Srinivas' next film was Ghost, which is an Indian, Kannada-language, action-heist thriller film that was written and directed by Srini, and produced by Sandesh Nagraj under Sandesh Productions. The film stars Shiva Rajkumar, Prashant Narayanan, Jayaram, Anupam Kher, and Archana Jois; it was officially announced in 2022 under the Sandesh Nagraj Productions Sandalwood and was released theatrically on 19 October 2023, coinciding with Dussehra.

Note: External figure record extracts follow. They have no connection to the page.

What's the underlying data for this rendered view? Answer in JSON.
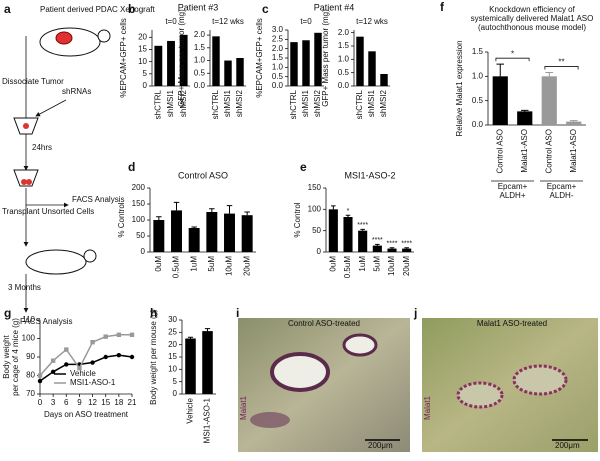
{
  "panels": [
    "a",
    "b",
    "c",
    "d",
    "e",
    "f",
    "g",
    "h",
    "i",
    "j"
  ],
  "diagram": {
    "xenograft": "Patient derived PDAC Xenograft",
    "dissociate": "Dissociate Tumor",
    "shrnas": "shRNAs",
    "incubation": "24hrs",
    "transplant": "Transplant Unsorted Cells",
    "facs1": "FACS Analysis",
    "time": "3 Months",
    "facs2": "FACS Analysis"
  },
  "images": [
    {
      "title": "Control ASO-treated",
      "stain": "Malat1",
      "scale": "200μm"
    },
    {
      "title": "Malat1 ASO-treated",
      "stain": "Malat1",
      "scale": "200μm"
    }
  ],
  "chart_data": [
    {
      "type": "bar",
      "title": "Patient #3",
      "subtitle": "t=0",
      "ylabel": "%EPCAM+GFP+ cells",
      "categories": [
        "shCTRL",
        "shMSI1",
        "shMSI2"
      ],
      "values": [
        16.5,
        18.5,
        21
      ],
      "color": "#000000",
      "ylim": [
        0,
        23
      ],
      "yticks": [
        0,
        5,
        10,
        15,
        20
      ]
    },
    {
      "type": "bar",
      "subtitle": "t=12 wks",
      "ylabel": "GFP+ Mass per tumor (mg)",
      "categories": [
        "shCTRL",
        "shMSI1",
        "shMSI2"
      ],
      "values": [
        1.95,
        1.0,
        1.1
      ],
      "color": "#000000",
      "ylim": [
        0,
        2.2
      ],
      "yticks": [
        {
          "value": 0,
          "label": "0.0"
        },
        0.5,
        {
          "value": 1,
          "label": "1.0"
        },
        1.5,
        {
          "value": 2,
          "label": "2.0"
        }
      ]
    },
    {
      "type": "bar",
      "title": "Patient #4",
      "subtitle": "t=0",
      "ylabel": "%EPCAM+GFP+ cells",
      "categories": [
        "shCTRL",
        "shMSI1",
        "shMSI2"
      ],
      "values": [
        2.35,
        2.45,
        2.85
      ],
      "color": "#000000",
      "ylim": [
        0,
        3
      ],
      "yticks": [
        {
          "value": 0,
          "label": "0.0"
        },
        0.5,
        {
          "value": 1,
          "label": "1.0"
        },
        1.5,
        {
          "value": 2,
          "label": "2.0"
        },
        2.5,
        {
          "value": 3,
          "label": "3.0"
        }
      ]
    },
    {
      "type": "bar",
      "subtitle": "t=12 wks",
      "ylabel": "GFP+ Mass per tumor (mg)",
      "categories": [
        "shCTRL",
        "shMSI1",
        "shMSI2"
      ],
      "values": [
        1.85,
        1.3,
        0.45
      ],
      "color": "#000000",
      "ylim": [
        0,
        2.1
      ],
      "yticks": [
        {
          "value": 0,
          "label": "0.0"
        },
        0.5,
        {
          "value": 1,
          "label": "1.0"
        },
        1.5,
        {
          "value": 2,
          "label": "2.0"
        }
      ]
    },
    {
      "type": "bar",
      "title": "Control ASO",
      "ylabel": "% Control",
      "categories": [
        "0uM",
        "0.5uM",
        "1uM",
        "5uM",
        "10uM",
        "20uM"
      ],
      "values": [
        100,
        130,
        75,
        125,
        120,
        115
      ],
      "errors": [
        10,
        25,
        3,
        10,
        25,
        10
      ],
      "color": "#000000",
      "ylim": [
        0,
        200
      ],
      "yticks": [
        0,
        50,
        100,
        150,
        200
      ]
    },
    {
      "type": "bar",
      "title": "MSI1-ASO-2",
      "ylabel": "% Control",
      "categories": [
        "0uM",
        "0.5uM",
        "1uM",
        "5uM",
        "10uM",
        "20uM"
      ],
      "values": [
        100,
        82,
        50,
        15,
        8,
        8
      ],
      "errors": [
        8,
        4,
        3,
        3,
        2,
        2
      ],
      "color": "#000000",
      "ylim": [
        0,
        150
      ],
      "yticks": [
        0,
        50,
        100,
        150
      ],
      "annotations": [
        null,
        "*",
        "****",
        "****",
        "****",
        "****"
      ]
    },
    {
      "type": "bar",
      "title": [
        "Knockdown efficiency of",
        "systemically delivered Malat1 ASO",
        "(autochthonous mouse model)"
      ],
      "ylabel": "Relative Malat1 expression",
      "categories": [
        "Control ASO",
        "Malat1-ASO",
        "Control ASO",
        "Malat1-ASO"
      ],
      "values": [
        1.0,
        0.28,
        1.0,
        0.07
      ],
      "errors": [
        0.25,
        0.02,
        0.08,
        0.02
      ],
      "colors": [
        "#000000",
        "#000000",
        "#999999",
        "#999999"
      ],
      "ylim": [
        0,
        1.5
      ],
      "yticks": [
        {
          "value": 0,
          "label": "0.0"
        },
        0.5,
        {
          "value": 1,
          "label": "1.0"
        },
        1.5
      ],
      "groups": [
        [
          "Epcam+",
          "ALDH+"
        ],
        [
          "Epcam+",
          "ALDH-"
        ]
      ],
      "annotations": [
        "*",
        "**"
      ]
    },
    {
      "type": "line",
      "ylabel": [
        "Body weight",
        "per cage of 4 mice (g)"
      ],
      "xlabel": "Days on ASO treatment",
      "x": [
        0,
        3,
        6,
        9,
        12,
        15,
        18,
        21
      ],
      "series": [
        {
          "name": "Vehicle",
          "color": "#000000",
          "values": [
            77,
            82,
            86,
            86,
            87,
            90,
            91,
            90
          ]
        },
        {
          "name": "MSI1-ASO-1",
          "color": "#999999",
          "values": [
            80,
            88,
            94,
            84,
            98,
            101,
            102,
            102
          ]
        }
      ],
      "xlim": [
        0,
        21
      ],
      "xticks": [
        0,
        3,
        6,
        9,
        12,
        15,
        18,
        21
      ],
      "ylim": [
        70,
        110
      ],
      "yticks": [
        70,
        80,
        90,
        100,
        110
      ],
      "legend": "lower right"
    },
    {
      "type": "bar",
      "ylabel": "Body weight per mouse (g)",
      "categories": [
        "Vehicle",
        "MSI1-ASO-1"
      ],
      "values": [
        22.5,
        25.5
      ],
      "errors": [
        0.5,
        1
      ],
      "color": "#000000",
      "ylim": [
        0,
        30
      ],
      "yticks": [
        0,
        5,
        10,
        15,
        20,
        25,
        30
      ]
    }
  ]
}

It is the second installment of a cinematic universe following Birbal Trilogy Case 1: Finding Vajramuni in which Srinivas reprises his role as Mahesh Das.

== Awards ==

| Year | Category | Event name | Work | Award Name | Result |
| 2011 | Best Short Film | Houston International Film Festival | Simply Kailawesome | Platinum Remy award | Won |
| 2022 | Rising Star | Chittara Star Awards | Birbal Trilogy | Chittara Rising star award | Won |
| 2023 | Most Entertaining star of the year | Chithra Santhe Awards | Old Monk | Chithra Santhe Most Entertaining star of the year | Won |
| 2024 | Best Director – Critics | Chithra Santhe Awards | Ghost | Chithra Santhe Best Director – Critics | Won |
| Best Director | South Indian International Movie Awards | Best Director | Nominated |
| Best Director | International Indian Film Academy Awards | Best Director | Nominated |

== Filmography ==
=== As an actor ===

| Year | Film | Role | Notes | Ref. |
| 2010 | Just Maath Maathalli | Tanu's brother |  |  |
| Chirru | Chirru's friend | Credited as Srini Dilip |  |
| Simply Kailawesome | T. P. Kailasam | Short film |  |
| 2017 | Srinivasa Kalyana | Srinivas aka Lakshmi Kantha Baalu |  |  |
| 2019 | Birbal Trilogy | Mahesh Das |  |  |
| Ranganayaki | Krishna Murthy |  |  |
| 2021 | Old Monk | Appanna / Narada |  |  |
| 2023 | Ghost | Mahesh Das |  |  |
| TBA | Birbal Trilogy Case 2: Avrn bitt, Ivrn bitt, Ivryaru? † | Filming |  |

=== As a director ===

| Year | Film | Credit as |  | Notes | Ref. |
| Director | Writer |
| 2010 | Simply Kailawesome | Yes | Yes | Short film |  |
| 2013 | Topiwala | Yes | No |  |  |
| 2017 | Srinivasa Kalyana | Yes | Yes |  |  |
| 2019 | Birbal Trilogy | Yes | Yes |  |  |
| 2021 | Old Monk | Yes | Yes | Also co-produced the film |  |
| 2023 | Ghost | Yes | Yes |  |  |
| TBA | Birbal 2 † | Yes | Yes | Filming |  |
| TBA | A for Anand † | Yes | No | Announced |  |
| TBA | Dalavayi † | Yes | No | Announced |  |
| TBA | Ghost 2 † | Yes | No | Announced |  |

== Business ventures ==
In 2024, Srini founded AI Samhitha, a company specializing in voice cloning technology.